Invisible Gorillas and Inattentional Blindness

Daniel Simons, head of Visual Cognition Lab at University of Illinois, video-taped two teams, one with white shirts, the other with black. They move around one another in a small room, tossing a basketball.

For his experiment, he recruited students as subjects to watch the video. The subjects' task was to count the number of passes by members of the white team, which is not easy, given the continual, inter-weaving movement of players. They must remain intent on the movement of the basketball.


After 35 seconds a gorilla walks into the room, thumps her chest, and in 9 seconds leaves the room.

After the subjects have watched the clip, the experimenter asks them if they saw the gorilla.
Out of over 10,000 subjects, half have not seen the gorilla. They even accused the experimenter of showing two different clips, but became believers when he replayed the only clip. Simons calls their lapse inattentional blindness.

Their experience reveals false assumptions we make about perception.

The normal, common sense belief is that an internal observer sits behind the eyes dutifully recording all sensory input. This does not happen. We have no internal observer. Instead, different parts of the brain process inputs and in the processing they may totally omit data for the sake of attention continuity.

My brother-in-law once turned left directly in front of an oncoming pickup. He said he looked right through the truck and never saw it, because he had already assumed traffic to be clear. I used to ride motorcycles and found that drivers did not always see me. Even though I had my headlight on, cars turned left in front of me even though I was almost at the intersection. I decided to ride only in open country. I once rode a bicycle twenty five miles daily and was peddling thirty five miles an hour down a hill when a car passed and immediately turned right in front of me. I narrowly missed adding splatters of red to its side.

In terms of inattentional blindness, the gorilla experiment can be used to undermine the belief that a self is watching each event and anything unanticipated will be noticed.
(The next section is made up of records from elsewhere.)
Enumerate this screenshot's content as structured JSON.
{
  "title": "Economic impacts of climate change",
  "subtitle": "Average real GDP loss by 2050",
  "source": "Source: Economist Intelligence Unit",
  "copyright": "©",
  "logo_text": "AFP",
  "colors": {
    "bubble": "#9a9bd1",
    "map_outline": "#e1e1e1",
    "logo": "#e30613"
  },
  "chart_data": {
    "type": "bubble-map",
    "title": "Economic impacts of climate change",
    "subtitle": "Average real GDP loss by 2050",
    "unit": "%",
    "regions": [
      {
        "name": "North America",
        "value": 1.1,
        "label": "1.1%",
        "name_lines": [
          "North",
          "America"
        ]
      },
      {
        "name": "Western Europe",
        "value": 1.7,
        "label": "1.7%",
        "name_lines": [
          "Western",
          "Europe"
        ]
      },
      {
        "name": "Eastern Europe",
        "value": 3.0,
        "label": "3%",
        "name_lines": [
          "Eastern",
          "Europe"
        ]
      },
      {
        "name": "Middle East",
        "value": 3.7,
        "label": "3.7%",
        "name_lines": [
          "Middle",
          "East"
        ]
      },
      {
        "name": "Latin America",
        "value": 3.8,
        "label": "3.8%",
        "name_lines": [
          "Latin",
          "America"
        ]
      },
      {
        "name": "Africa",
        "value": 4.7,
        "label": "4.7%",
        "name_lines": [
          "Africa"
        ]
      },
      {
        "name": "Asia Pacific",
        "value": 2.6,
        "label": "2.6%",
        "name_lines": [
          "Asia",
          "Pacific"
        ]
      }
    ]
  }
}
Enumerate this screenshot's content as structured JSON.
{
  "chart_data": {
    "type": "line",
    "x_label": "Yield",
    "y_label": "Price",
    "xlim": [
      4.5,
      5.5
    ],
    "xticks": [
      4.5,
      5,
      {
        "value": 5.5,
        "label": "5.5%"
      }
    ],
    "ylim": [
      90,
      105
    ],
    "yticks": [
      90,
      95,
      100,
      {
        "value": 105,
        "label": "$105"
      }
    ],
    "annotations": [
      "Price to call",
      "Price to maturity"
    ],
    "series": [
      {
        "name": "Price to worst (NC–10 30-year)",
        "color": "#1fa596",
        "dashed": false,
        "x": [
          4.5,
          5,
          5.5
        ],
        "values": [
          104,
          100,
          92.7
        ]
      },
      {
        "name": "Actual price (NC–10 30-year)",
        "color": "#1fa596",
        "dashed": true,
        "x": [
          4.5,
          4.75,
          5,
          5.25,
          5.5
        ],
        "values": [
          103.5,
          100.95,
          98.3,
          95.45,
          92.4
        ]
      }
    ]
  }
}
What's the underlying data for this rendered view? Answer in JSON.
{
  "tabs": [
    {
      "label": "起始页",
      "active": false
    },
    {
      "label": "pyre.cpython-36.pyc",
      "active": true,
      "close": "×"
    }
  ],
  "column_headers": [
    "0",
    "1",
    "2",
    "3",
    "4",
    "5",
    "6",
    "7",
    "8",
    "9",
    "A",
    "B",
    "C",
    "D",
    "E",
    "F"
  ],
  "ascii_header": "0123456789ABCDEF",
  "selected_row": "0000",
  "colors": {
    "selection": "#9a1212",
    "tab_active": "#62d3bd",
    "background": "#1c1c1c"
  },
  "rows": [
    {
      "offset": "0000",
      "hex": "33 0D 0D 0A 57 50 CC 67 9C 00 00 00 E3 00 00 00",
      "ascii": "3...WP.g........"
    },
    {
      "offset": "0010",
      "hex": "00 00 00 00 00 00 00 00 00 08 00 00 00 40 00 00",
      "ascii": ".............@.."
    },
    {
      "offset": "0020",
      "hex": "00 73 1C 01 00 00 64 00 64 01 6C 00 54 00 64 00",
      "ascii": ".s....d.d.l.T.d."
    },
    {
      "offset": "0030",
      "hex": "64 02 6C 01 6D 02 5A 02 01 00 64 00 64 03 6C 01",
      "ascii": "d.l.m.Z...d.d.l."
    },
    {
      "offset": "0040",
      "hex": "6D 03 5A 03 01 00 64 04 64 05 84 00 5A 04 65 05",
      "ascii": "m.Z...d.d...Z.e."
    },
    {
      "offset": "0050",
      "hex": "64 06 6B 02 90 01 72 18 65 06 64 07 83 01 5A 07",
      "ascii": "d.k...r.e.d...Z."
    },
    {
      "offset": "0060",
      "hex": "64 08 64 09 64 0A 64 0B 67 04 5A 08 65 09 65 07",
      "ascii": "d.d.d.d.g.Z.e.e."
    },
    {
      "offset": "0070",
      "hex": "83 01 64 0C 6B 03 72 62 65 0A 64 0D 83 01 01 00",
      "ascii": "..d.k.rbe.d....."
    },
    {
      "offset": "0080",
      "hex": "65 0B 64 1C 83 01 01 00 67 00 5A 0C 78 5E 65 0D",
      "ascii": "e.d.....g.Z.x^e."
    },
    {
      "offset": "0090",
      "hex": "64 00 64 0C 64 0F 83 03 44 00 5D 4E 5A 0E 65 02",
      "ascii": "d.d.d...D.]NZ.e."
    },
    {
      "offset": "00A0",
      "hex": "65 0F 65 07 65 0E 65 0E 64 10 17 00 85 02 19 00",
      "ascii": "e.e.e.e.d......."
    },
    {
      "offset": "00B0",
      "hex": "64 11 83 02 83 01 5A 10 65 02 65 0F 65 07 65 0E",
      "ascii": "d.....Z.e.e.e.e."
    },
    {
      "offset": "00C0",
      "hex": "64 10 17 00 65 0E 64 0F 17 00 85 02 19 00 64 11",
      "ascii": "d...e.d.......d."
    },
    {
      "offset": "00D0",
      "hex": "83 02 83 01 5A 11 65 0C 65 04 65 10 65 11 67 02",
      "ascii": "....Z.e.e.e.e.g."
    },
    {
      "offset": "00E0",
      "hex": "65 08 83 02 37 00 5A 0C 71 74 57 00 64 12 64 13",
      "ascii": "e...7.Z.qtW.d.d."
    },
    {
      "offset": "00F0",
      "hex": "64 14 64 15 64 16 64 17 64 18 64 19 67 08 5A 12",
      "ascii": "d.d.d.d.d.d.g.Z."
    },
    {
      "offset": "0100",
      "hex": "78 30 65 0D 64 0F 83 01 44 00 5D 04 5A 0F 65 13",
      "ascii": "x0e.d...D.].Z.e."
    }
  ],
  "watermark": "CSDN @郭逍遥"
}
Saccades indicate no little man or woman inside, no humunculus in control. With saccading, in order to process visual information in sharp images some input is omitted. Otherwise, blurred images would be recorded on the brain, and although these are actual data, they are not useful information. Saccading is not done by any observer, but by neurons. Visually, a saccade is a fast eye movement in which a scene isn't regarded steadily. Instead the retinal line of sight jerks around so to notice important details and build a mental map. This allows the eye to sense parts of the scene with greater resolution so to make efficient use of brain and neurons. Without saccading, an optic nerve larger than the eyeball would be required to perceive a scene in high resolution, as well as a brain several times larger than the current one.

On a separate, but concluding note, if understanding of visual deceptions became part of common sense, law courts would place less reliance on certain types of eye-witness testimony.